With respect to the first argument, the deadline to file suit on Plaintiff's federal claims is unaffected by his state claim filing deadline. With respect to Plaintiff's second argument, to the extent that Plaintiff argues the 90-day deadline should be tolled, equitable tolling applies "in situations where the claimant has actively pursued his judicial remedies by filing a defective pleading during the statutory period, or where the complainant has been induced or tricked by his adversary's misconduct into allowing the filing deadline to pass." Irwin v. Dep't of Veterans Affairs, 498 U.S. 89, 96 (1990).
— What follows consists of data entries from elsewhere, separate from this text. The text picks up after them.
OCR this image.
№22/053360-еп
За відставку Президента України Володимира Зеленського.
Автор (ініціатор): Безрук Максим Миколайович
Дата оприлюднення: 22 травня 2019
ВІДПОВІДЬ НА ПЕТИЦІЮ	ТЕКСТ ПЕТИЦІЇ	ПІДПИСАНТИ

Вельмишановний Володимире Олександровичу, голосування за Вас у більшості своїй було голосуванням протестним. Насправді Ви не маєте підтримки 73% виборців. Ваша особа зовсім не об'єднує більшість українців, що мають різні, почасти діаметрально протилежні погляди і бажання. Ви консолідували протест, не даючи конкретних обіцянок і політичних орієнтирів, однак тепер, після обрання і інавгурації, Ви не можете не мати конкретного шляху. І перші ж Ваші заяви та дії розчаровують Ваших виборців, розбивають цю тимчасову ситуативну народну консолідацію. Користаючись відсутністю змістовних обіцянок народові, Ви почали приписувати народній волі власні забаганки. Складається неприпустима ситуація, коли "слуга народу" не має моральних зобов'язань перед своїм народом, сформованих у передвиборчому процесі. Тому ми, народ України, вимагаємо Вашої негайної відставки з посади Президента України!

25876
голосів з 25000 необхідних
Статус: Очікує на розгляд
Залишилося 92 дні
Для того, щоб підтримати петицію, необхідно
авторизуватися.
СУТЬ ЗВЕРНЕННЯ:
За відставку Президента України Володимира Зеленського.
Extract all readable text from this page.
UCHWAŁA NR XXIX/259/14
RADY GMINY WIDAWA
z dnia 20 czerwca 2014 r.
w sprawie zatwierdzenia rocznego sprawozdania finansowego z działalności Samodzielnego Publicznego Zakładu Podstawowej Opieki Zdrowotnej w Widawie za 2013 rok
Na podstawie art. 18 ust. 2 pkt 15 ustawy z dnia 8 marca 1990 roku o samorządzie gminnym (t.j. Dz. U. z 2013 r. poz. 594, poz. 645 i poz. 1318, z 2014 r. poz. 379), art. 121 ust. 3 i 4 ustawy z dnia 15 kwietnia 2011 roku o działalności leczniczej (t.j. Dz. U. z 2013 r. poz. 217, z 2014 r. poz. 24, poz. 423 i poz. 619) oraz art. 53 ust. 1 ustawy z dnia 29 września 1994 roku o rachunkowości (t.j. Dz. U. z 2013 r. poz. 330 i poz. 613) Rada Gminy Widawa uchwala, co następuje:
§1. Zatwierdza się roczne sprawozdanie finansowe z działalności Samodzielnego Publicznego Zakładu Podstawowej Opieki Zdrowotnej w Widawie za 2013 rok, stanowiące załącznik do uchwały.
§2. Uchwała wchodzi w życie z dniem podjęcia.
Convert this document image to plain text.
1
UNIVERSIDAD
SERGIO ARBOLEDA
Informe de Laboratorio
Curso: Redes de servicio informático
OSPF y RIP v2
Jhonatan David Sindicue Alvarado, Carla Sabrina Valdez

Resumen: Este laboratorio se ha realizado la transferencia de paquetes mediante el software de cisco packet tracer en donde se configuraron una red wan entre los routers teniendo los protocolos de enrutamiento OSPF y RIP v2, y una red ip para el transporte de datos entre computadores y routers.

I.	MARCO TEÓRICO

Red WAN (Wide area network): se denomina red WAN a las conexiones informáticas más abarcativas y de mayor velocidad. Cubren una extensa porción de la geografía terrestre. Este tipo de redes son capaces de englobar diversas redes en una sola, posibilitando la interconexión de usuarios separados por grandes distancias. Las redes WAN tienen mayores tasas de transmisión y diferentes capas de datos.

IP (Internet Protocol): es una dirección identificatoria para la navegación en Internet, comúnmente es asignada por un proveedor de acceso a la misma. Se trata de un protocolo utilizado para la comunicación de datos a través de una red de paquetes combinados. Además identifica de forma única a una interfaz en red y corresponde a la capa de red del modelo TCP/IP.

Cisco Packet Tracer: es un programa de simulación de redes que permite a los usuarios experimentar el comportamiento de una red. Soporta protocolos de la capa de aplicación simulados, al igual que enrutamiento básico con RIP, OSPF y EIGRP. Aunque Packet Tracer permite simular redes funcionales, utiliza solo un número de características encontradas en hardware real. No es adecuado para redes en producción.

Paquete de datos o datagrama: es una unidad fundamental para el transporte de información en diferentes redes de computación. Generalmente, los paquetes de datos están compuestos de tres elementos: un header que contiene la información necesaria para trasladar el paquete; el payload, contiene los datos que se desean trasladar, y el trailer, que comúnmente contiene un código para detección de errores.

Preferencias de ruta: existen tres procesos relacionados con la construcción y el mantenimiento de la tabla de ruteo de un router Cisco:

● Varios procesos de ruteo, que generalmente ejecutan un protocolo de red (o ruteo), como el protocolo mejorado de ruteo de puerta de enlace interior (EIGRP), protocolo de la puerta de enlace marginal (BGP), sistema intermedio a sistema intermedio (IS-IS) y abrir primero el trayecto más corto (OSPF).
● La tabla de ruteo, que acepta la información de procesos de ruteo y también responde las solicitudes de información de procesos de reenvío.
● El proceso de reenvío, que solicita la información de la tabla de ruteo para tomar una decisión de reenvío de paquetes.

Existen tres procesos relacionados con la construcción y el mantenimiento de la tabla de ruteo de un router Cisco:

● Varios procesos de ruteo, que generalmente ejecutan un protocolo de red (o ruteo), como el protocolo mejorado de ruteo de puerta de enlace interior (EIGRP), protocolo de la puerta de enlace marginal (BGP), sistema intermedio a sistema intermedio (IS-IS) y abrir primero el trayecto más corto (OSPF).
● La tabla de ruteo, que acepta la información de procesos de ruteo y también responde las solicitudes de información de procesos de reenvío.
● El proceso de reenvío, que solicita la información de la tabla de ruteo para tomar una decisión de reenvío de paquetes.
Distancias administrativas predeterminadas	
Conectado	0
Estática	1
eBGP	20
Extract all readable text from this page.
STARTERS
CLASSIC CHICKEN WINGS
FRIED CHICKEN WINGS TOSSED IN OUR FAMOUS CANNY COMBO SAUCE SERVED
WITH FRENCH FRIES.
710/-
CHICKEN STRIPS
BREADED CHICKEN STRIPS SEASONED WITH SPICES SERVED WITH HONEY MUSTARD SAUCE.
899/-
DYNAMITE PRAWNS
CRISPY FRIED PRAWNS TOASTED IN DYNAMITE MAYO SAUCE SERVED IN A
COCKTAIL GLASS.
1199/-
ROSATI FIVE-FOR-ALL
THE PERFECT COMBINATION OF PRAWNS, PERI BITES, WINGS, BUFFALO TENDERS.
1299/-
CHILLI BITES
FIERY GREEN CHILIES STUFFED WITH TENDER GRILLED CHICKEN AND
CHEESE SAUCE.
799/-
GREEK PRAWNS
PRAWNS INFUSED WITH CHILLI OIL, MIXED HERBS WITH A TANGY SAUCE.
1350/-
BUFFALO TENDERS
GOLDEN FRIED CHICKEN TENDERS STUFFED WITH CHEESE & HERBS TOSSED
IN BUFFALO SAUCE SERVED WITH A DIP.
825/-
Courts "have generally been much less forgiving in receiving late filings where the claimant failed to exercise due diligence in preserving his legal rights." Id.; see also House v. Salazar, 598 F.Supp.2d 89 (D.D.C. 2009) (declining to equitably toll Title VII statute of limitations for pro se plaintiff where plaintiff's attorney died just before right-to-sue letter was received, the deceased attorney's law firm informed plaintiff on the day of the 90-day deadline that it would not represent him, and he filed suit on the 91st day). Here, Plaintiff had 43 days between his return to work on April 1, 2013 and the 90-day deadline to file a complaint yet failed to do so. Under these circumstances, the court declines to equitably toll the 90-day deadline to file suit under 42 U.S.C. § 2000 et seq., and therefore dismisses Plaintiff's first and second causes of action because they are time-barred.


For the reasons stated above, Plaintiff's Title VII claims are dismissed as untimely. As discussed at the hearing, by September 5, 2013, Plaintiff shall either file an amended complaint consistent with this order or will have dismissed this case upon his election to seek relief through a state court action.